As I indicated above, PayPal has fundamental problems staying relevant with its payment processing services, which has been reflected in an eroding customer base. In the last year, PayPal has almost consistently lost customers, which has resulted in muted EPS growth expectations for the Fintech. PayPal is expected to grow its EPS only 11% next year, which may be an optimistic estimate considering that the company is still losing customers.

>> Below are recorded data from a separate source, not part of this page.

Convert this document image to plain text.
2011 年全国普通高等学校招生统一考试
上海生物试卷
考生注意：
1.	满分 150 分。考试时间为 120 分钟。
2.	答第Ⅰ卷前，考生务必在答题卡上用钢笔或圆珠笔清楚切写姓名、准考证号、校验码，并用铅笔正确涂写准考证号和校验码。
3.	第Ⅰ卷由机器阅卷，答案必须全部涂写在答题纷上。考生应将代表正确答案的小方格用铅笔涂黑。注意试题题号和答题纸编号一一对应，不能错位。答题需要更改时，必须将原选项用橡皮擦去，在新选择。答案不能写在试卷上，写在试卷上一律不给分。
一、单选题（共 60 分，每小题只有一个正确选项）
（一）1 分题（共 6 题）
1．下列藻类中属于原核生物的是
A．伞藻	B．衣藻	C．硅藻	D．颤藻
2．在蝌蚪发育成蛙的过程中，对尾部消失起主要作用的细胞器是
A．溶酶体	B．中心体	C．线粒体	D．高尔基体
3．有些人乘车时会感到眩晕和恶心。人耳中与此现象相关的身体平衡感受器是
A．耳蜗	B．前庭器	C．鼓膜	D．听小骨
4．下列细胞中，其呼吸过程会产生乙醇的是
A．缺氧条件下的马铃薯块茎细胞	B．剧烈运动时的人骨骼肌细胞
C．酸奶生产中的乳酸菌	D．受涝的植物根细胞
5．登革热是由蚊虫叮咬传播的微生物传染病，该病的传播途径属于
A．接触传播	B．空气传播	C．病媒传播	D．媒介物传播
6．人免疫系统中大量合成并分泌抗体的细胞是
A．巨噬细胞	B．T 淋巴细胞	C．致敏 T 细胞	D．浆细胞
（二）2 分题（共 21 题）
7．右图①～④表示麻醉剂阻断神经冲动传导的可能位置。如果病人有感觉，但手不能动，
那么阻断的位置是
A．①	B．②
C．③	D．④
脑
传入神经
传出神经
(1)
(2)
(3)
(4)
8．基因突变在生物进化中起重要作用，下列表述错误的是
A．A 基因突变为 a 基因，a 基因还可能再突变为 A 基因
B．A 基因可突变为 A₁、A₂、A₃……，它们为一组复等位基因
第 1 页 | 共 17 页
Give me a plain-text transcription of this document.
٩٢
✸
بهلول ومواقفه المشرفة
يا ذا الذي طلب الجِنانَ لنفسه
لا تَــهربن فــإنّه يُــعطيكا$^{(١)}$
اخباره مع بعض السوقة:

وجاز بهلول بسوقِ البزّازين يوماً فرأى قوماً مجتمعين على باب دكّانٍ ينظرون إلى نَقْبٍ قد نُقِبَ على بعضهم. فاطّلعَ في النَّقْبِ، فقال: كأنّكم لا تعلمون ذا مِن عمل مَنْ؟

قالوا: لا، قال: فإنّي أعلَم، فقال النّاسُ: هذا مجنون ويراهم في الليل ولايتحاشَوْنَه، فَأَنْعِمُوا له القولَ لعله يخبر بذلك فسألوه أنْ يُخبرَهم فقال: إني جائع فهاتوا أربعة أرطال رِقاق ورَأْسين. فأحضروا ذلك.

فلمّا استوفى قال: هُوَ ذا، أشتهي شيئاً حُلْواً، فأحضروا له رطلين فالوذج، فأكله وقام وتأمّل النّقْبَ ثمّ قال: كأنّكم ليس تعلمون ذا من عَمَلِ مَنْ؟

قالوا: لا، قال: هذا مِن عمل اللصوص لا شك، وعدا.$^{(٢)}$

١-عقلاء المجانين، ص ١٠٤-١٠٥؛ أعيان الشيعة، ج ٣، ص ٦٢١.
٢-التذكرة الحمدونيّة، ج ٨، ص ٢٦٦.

Block, on the other hand, is expected to continue to grow at double-digits (+28% Y/Y in FY 2025), which explains why I see the Fintech as a very compelling alternative to PayPal... which is essentially trading at the same valuation multiplier. In my last work on Block I said improving profitability and Cash App momentum are the reasons why I see a fair value P/E ratio of 25X, which hasn't changed. With a consensus EPS estimate of $4.32 for FY 2025, Block has a fair value closer to $108 and considerable revaluation potential... if the Fintech keeps executing well.

Chart
Data by YCharts

Risks with Block

There are a number of risks that could influence how I see an investment in Block. If the Fintech continued to grow its gross profits at double-digits while improving its EBITDA, then I would be very happy holding on to Block for a long time. What would change my mind, however, is if Block failed to expand its EBITDA margins or the Fintech saw a noticeable growth deceleration in its strongly-performing Cash App business. Slowing adoption rates of the Cash App Card would also be a reason to reevaluate the investment thesis.

Final thoughts

Block remains a compelling growth story in the Fintech space, especially because PayPal’s growth issues contrast nicely and benefit Block. The Fintech generated a ton of gross profit growth in the last quarter, chiefly due to growth in the Cash App segment. I believe that Block’s profit explosion in FY 2024 indicates strong potential for expanding EBITDA margins, driven chiefly by two groups of people: Millennials and Gen Z users. Shares are a bargain, in my opinion, and Block has the growth to back up this valuation. I believe the risk profile for long-term investors in the Fintech market is still very much attractive, and I see continual revaluation upside if Block keeps on executing well on its growth strategy, especially in Cash App!